Gezegenin Geleceği: 16 Mayıs 2023
 

Gezegenin Geleceği: 16 Mayıs 2023

podcast servisi: iTunes / RSS

İtalya'nın Sardunya Adası açıklarında göçmen kuşlar için inşa edilen adacık için 2 bin çuval midye kabuğu kullanıldı. Göçmen kuşların yolculukları sırasında karşılaştıkları tehditlere karşı insanlardaki duyarlılığı artırmak ve yaşam alanlarının korunmasına yönelik farkındalık oluşturmak amacıyla her yıl Mayıs ve Ekim aylarının ikinci cumartesi günü olarak belirlenen ‘Dünya Göçmen Kuşlar Günü’ kutlanıyor. Göçmen kuşların konaklama ve yaşam alanlarının iyileştirilmesine katkı sunmak amacıyla dünyanın farklı bölgelerinde yeni projeler başlatılırken, onlardan biri İtalya’nın Sardunya Adası’nda hayata geçti. Anadolu Ajansı’nın (AA) aktardığına göre, İtalya merkezli Akdeniz Deniz ve Kıyı Vakfı (MEDSEA), yaklaşık iki yıl önce başlayıp geçtiğimiz günlerde tamamlanan projeyle adanın Corru Mannu bölgesindeki gölete midye kabuklarından yapay adacık inşa etti. Vakıf, bu adacık sayesinde hem döngüsel ekonomiye katkı sağlamayı hem de başta göç eden kuşlar olmak üzere bölgede tehdit altındaki nadir kuş türlerini ve bölgenin biyoçeşitliliğini korumayı hedefliyor. MEDSEA İletişim Koordinatörü Giulia Eremita, projeyi şekillendirirken başta göçmen kuşlar olmak üzere bölgedeki kuş popülasyonunun faydalanabileceği bir yapı oluşturmak istediklerini söyledi, “Bu, hem göçmen kuşları hem de bölgede türleri tehdit altında olan su kuşlarını, vahşi hayvanlardan ve tabii insan baskısından uzak tutmayı, onlara yuvalanmalarını sağlayacak bir alan oluşturmayı hedefleyen bir projeydi. İnşa ettiğimiz yapay adacık, Afrika ve Avrupa arasında göç eden kuşlar için güvenli bir konaklama alanı oldu.” Vakfın, denizlerdeki atıkları azaltmaya yönelik çalışmaları ve hedefleri bulunduğunu da belirten Eremita, projeyi gerçekleştirebilmek için Sardunya adasında en büyük midye çiftliğini işleten bir firmayla, atık olarak kabul edilen midye kabukları noktasında iş birliğine gittiklerini anlattı.
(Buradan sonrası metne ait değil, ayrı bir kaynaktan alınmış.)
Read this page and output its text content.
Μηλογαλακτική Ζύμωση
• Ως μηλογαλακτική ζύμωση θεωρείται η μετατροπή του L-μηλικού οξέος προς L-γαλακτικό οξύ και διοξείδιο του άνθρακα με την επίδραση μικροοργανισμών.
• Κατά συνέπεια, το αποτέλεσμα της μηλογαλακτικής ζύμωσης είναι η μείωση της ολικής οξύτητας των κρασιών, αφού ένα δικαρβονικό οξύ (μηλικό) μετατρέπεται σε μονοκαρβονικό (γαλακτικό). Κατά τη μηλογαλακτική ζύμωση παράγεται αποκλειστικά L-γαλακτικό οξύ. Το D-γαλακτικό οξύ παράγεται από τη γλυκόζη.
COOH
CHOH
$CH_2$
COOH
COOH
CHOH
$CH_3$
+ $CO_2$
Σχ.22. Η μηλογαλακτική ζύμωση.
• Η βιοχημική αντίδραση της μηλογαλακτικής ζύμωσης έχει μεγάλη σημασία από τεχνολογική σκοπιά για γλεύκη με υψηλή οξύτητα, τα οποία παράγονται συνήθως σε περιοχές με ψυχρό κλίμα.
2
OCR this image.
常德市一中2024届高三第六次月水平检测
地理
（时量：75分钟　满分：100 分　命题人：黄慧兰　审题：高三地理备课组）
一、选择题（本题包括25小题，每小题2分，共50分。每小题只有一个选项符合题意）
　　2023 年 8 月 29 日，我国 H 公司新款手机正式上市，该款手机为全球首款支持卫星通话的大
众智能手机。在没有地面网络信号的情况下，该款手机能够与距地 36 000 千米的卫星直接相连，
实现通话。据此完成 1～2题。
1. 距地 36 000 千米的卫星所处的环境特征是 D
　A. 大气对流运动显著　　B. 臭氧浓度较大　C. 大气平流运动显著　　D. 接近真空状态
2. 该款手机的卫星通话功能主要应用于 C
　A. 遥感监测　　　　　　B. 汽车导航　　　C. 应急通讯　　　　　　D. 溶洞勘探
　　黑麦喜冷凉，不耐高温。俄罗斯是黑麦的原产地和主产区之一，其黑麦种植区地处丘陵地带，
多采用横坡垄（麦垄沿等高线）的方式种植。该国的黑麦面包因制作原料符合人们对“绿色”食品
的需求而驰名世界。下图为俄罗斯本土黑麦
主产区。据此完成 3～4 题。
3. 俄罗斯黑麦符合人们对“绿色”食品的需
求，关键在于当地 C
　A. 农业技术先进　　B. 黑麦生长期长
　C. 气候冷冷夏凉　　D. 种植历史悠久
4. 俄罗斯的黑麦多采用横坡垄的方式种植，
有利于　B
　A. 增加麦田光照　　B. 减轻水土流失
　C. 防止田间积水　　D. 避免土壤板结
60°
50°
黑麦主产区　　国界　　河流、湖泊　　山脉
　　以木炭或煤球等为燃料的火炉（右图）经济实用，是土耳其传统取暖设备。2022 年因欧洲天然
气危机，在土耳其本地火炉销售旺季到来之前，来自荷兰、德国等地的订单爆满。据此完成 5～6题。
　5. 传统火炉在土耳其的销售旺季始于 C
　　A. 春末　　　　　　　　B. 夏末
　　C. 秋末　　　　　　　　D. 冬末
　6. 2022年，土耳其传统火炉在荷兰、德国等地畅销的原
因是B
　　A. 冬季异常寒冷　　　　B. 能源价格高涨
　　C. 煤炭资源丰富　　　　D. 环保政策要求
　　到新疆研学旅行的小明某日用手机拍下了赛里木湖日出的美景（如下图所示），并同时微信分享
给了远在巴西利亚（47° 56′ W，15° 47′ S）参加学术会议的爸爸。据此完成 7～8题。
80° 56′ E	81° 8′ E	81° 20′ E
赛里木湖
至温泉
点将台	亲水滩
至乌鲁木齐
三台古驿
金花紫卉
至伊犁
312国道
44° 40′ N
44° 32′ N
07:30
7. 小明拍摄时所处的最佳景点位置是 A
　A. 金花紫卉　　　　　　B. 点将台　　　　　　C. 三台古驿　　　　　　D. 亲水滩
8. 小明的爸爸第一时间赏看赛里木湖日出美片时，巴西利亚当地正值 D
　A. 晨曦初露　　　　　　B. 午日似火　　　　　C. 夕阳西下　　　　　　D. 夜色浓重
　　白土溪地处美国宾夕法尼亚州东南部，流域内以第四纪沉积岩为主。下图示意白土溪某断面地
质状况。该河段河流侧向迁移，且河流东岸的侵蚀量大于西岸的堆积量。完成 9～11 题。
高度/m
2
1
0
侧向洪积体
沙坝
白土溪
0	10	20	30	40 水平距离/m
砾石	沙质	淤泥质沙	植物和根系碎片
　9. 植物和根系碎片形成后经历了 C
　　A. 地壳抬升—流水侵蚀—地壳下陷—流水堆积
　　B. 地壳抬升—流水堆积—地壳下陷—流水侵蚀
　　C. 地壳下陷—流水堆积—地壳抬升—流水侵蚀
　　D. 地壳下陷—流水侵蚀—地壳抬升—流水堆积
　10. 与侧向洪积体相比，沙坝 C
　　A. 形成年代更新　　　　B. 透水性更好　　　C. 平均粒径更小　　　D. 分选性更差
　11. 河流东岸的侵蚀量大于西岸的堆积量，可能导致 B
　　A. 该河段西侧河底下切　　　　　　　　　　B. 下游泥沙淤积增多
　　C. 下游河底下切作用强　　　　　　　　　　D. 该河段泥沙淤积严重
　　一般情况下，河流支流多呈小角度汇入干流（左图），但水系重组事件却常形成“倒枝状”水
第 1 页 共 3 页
İnci kefalinin tatlı sulara göçü başladı

İklim Haber’den Şenol Bali’nin haberine göre, Van Gölü’nün tuzlu ve sodalı suyunda yaşayabilen ve nesli koruma altında olan inci kefalinin tatlı sulara doğru göçü başladı. Üremek ve yumurtalarını bırakmak için Van Gölü’nden dere ve akarsulardaki tatlı sulara doğru göç eden balıklar, 15 Temmuz tarihine kadar buralarda yaşayacak. Bu süre içerisinde av yasağı da uygulanıyor. Ancak kuraklık, kirlilik ve dere yataklarına kurulan hidroelektrik santral (HES) ve ocaklar balıkların çoğalmasını engelliyor, üremeden ölmelerine neden oluyor. Bu da balıkların nesli için önemli bir sorun. Son olarak merkez ilçelerden olan Edremit’de bulunan Engil Çayı’na yumurta bırakmak için göç eden binlerce inci kefali, Elektrik Üretim A.Ş. Hidroelektrik Santralı’nın yeterli su bırakmamasından dolayı öldü. Uzun yıllardır faaliyetlerine devam eden bu santralın yaşam suyunu bırakmamasıyla ortaya çıkan bu katliam büyük tepki topladı. Yaşanan katliamı Van Gölü Aktivistleri Derneği sosyal medya hesabından duyurdu.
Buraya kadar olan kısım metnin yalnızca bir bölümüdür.